Since I'm going to duty this night again, I thought I write about another topic I find really hard to come over and work with. Children.
I'll have to knock on wood, that I did not have a child emergency recently. If I remember correctly the last one was a few months ago where the child pulled hot water from a teacup over itself. Gratefully, nothing really bad happened to the child. Just some mild burnings on its chest.
Every time when we are called to a child emergency it puts another level on stress on us. An 89-year-old with a heart attack? Bad, but at least we know they live, or should have lived there live until now. Sure, we treat all with the same respect and with the best thing we can do for them.
But when it comes to children there is always another layer you have to keep in mind.
The parent's and or other relatives close by. If you're reanimating an 89-year-old, most of the times the relatives are shocked enough so they don't interfere with us and we can "work" uninterrupted.
With children, that's another story. Every tried to take a 3-month-old from her mother while the baby is crying?

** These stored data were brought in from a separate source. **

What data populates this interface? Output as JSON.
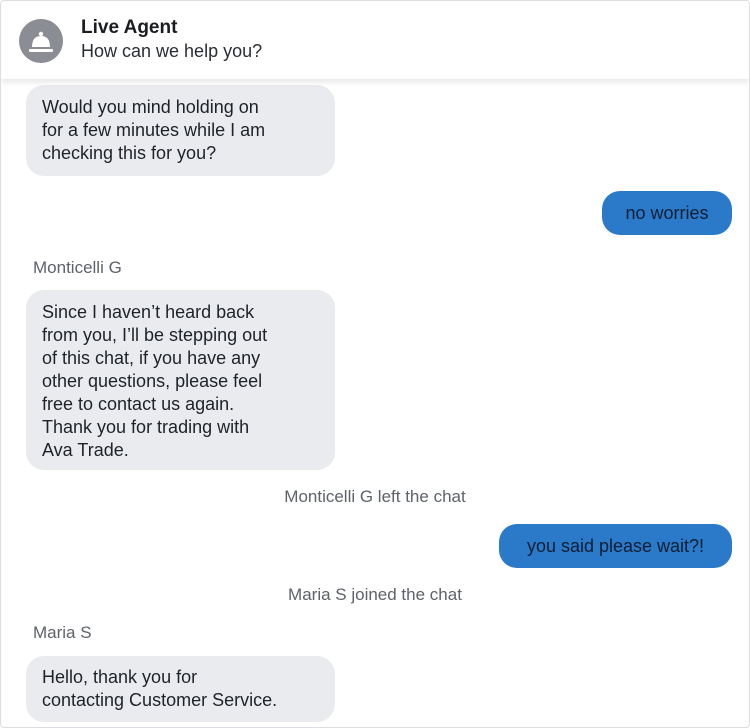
{
  "header": {
    "title": "Live Agent",
    "subtitle": "How can we help you?",
    "icon": "bell-icon"
  },
  "colors": {
    "agent_bubble": "#e9ebef",
    "user_bubble": "#2a7ac9",
    "meta_text": "#5e6269"
  },
  "messages": {
    "m1": {
      "lines": [
        "Would you mind holding on",
        "for a few minutes while I am",
        "checking this for you?"
      ]
    },
    "m2": {
      "text": "no worries"
    },
    "sender1": "Monticelli G",
    "m3": {
      "lines": [
        "Since I haven’t heard back",
        "from you, I’ll be stepping out",
        "of this chat, if you have any",
        "other questions, please feel",
        "free to contact us again.",
        "Thank you for trading with",
        "Ava Trade."
      ]
    },
    "system1": "Monticelli G left the chat",
    "m4": {
      "text": "you said please wait?!"
    },
    "system2": "Maria S joined the chat",
    "sender2": "Maria S",
    "m5": {
      "lines": [
        "Hello, thank you for",
        "contacting Customer Service."
      ]
    }
  }
}
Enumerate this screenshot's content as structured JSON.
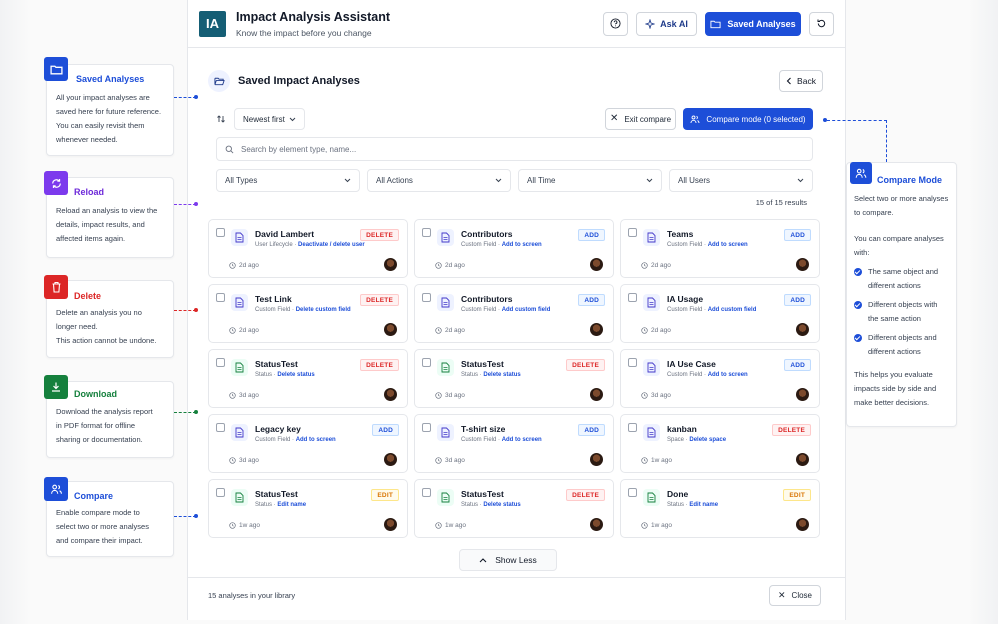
{
  "colors": {
    "primary": "#1d4ed8",
    "delete": "#dc2626",
    "download": "#15803d",
    "reload": "#7c3aed",
    "logo": "#155e75"
  },
  "header": {
    "logo_text": "IA",
    "title": "Impact Analysis Assistant",
    "subtitle": "Know the impact before you change",
    "ask_ai_label": "Ask AI",
    "saved_analyses_label": "Saved Analyses"
  },
  "panel": {
    "title": "Saved Impact Analyses",
    "back_label": "Back",
    "sort_label": "Newest first",
    "exit_compare_label": "Exit compare",
    "compare_mode_label": "Compare mode (0 selected)",
    "search_placeholder": "Search by element type, name...",
    "filters": [
      "All Types",
      "All Actions",
      "All Time",
      "All Users"
    ],
    "results_text": "15 of 15 results",
    "show_less_label": "Show Less",
    "library_text": "15 analyses in your library",
    "close_label": "Close"
  },
  "cards": [
    {
      "title": "David Lambert",
      "type": "User Lifecycle",
      "action": "Deactivate / delete user",
      "badge": "DELETE",
      "badge_kind": "delete",
      "time": "2d ago",
      "icon_color": "purple"
    },
    {
      "title": "Contributors",
      "type": "Custom Field",
      "action": "Add to screen",
      "badge": "ADD",
      "badge_kind": "add",
      "time": "2d ago",
      "icon_color": "purple"
    },
    {
      "title": "Teams",
      "type": "Custom Field",
      "action": "Add to screen",
      "badge": "ADD",
      "badge_kind": "add",
      "time": "2d ago",
      "icon_color": "purple"
    },
    {
      "title": "Test Link",
      "type": "Custom Field",
      "action": "Delete custom field",
      "badge": "DELETE",
      "badge_kind": "delete",
      "time": "2d ago",
      "icon_color": "purple"
    },
    {
      "title": "Contributors",
      "type": "Custom Field",
      "action": "Add custom field",
      "badge": "ADD",
      "badge_kind": "add",
      "time": "2d ago",
      "icon_color": "purple"
    },
    {
      "title": "IA Usage",
      "type": "Custom Field",
      "action": "Add custom field",
      "badge": "ADD",
      "badge_kind": "add",
      "time": "2d ago",
      "icon_color": "purple"
    },
    {
      "title": "StatusTest",
      "type": "Status",
      "action": "Delete status",
      "badge": "DELETE",
      "badge_kind": "delete",
      "time": "3d ago",
      "icon_color": "green"
    },
    {
      "title": "StatusTest",
      "type": "Status",
      "action": "Delete status",
      "badge": "DELETE",
      "badge_kind": "delete",
      "time": "3d ago",
      "icon_color": "green"
    },
    {
      "title": "IA Use Case",
      "type": "Custom Field",
      "action": "Add to screen",
      "badge": "ADD",
      "badge_kind": "add",
      "time": "3d ago",
      "icon_color": "purple"
    },
    {
      "title": "Legacy key",
      "type": "Custom Field",
      "action": "Add to screen",
      "badge": "ADD",
      "badge_kind": "add",
      "time": "3d ago",
      "icon_color": "purple"
    },
    {
      "title": "T-shirt size",
      "type": "Custom Field",
      "action": "Add to screen",
      "badge": "ADD",
      "badge_kind": "add",
      "time": "3d ago",
      "icon_color": "purple"
    },
    {
      "title": "kanban",
      "type": "Space",
      "action": "Delete space",
      "badge": "DELETE",
      "badge_kind": "delete",
      "time": "1w ago",
      "icon_color": "purple"
    },
    {
      "title": "StatusTest",
      "type": "Status",
      "action": "Edit name",
      "badge": "EDIT",
      "badge_kind": "edit",
      "time": "1w ago",
      "icon_color": "green"
    },
    {
      "title": "StatusTest",
      "type": "Status",
      "action": "Delete status",
      "badge": "DELETE",
      "badge_kind": "delete",
      "time": "1w ago",
      "icon_color": "green"
    },
    {
      "title": "Done",
      "type": "Status",
      "action": "Edit name",
      "badge": "EDIT",
      "badge_kind": "edit",
      "time": "1w ago",
      "icon_color": "green"
    }
  ],
  "notes": {
    "saved": {
      "title": "Saved Analyses",
      "body": [
        "All your impact analyses are",
        "saved here for future reference.",
        "You can easily revisit them",
        "whenever needed."
      ]
    },
    "reload": {
      "title": "Reload",
      "body": [
        "Reload an analysis to view the",
        "details, impact results, and",
        "affected items again."
      ]
    },
    "delete": {
      "title": "Delete",
      "body": [
        "Delete an analysis you no",
        "longer need.",
        "This action cannot be undone."
      ]
    },
    "download": {
      "title": "Download",
      "body": [
        "Download the analysis report",
        "in PDF format for offline",
        "sharing or documentation."
      ]
    },
    "compare": {
      "title": "Compare",
      "body": [
        "Enable compare mode to",
        "select two or more analyses",
        "and compare their impact."
      ]
    },
    "compare_mode": {
      "title": "Compare Mode",
      "intro": [
        "Select two or more analyses",
        "to compare."
      ],
      "lead": [
        "You can compare analyses",
        "with:"
      ],
      "items": [
        [
          "The same object and",
          "different actions"
        ],
        [
          "Different objects with",
          "the same action"
        ],
        [
          "Different objects and",
          "different actions"
        ]
      ],
      "outro": [
        "This helps you evaluate",
        "impacts side by side and",
        "make better decisions."
      ]
    }
  }
}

Almost impossible. But to do all we can do, we have to be demanding. It's not always easy to "trick" the relatives and parents, but it's a challenge we have to go through in order to help the child as best as possible.

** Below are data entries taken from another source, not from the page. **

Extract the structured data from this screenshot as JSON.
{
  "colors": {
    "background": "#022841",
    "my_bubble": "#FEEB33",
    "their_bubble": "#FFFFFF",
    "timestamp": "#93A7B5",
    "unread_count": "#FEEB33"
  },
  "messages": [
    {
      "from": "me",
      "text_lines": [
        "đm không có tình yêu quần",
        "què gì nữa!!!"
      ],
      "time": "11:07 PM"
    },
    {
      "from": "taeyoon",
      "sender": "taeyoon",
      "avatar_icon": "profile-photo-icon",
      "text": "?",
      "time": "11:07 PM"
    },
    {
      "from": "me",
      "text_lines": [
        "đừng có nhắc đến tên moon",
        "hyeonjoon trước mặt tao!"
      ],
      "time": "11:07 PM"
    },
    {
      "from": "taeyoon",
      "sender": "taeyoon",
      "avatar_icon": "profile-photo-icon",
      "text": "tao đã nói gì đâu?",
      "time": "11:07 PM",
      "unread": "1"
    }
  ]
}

Child emergencies are also way harder to forget. I know a colleague who still remembers a child found dead on a Monday morning. They did and tried everything to bring back this small wonder to live but it didn't come back. Sadly.
I wasn't at that emergency as it was long before I turned paramedic, but it still comes to my head when we are getting a child emergency dispatched. And yes, that also adds to our invisible scars.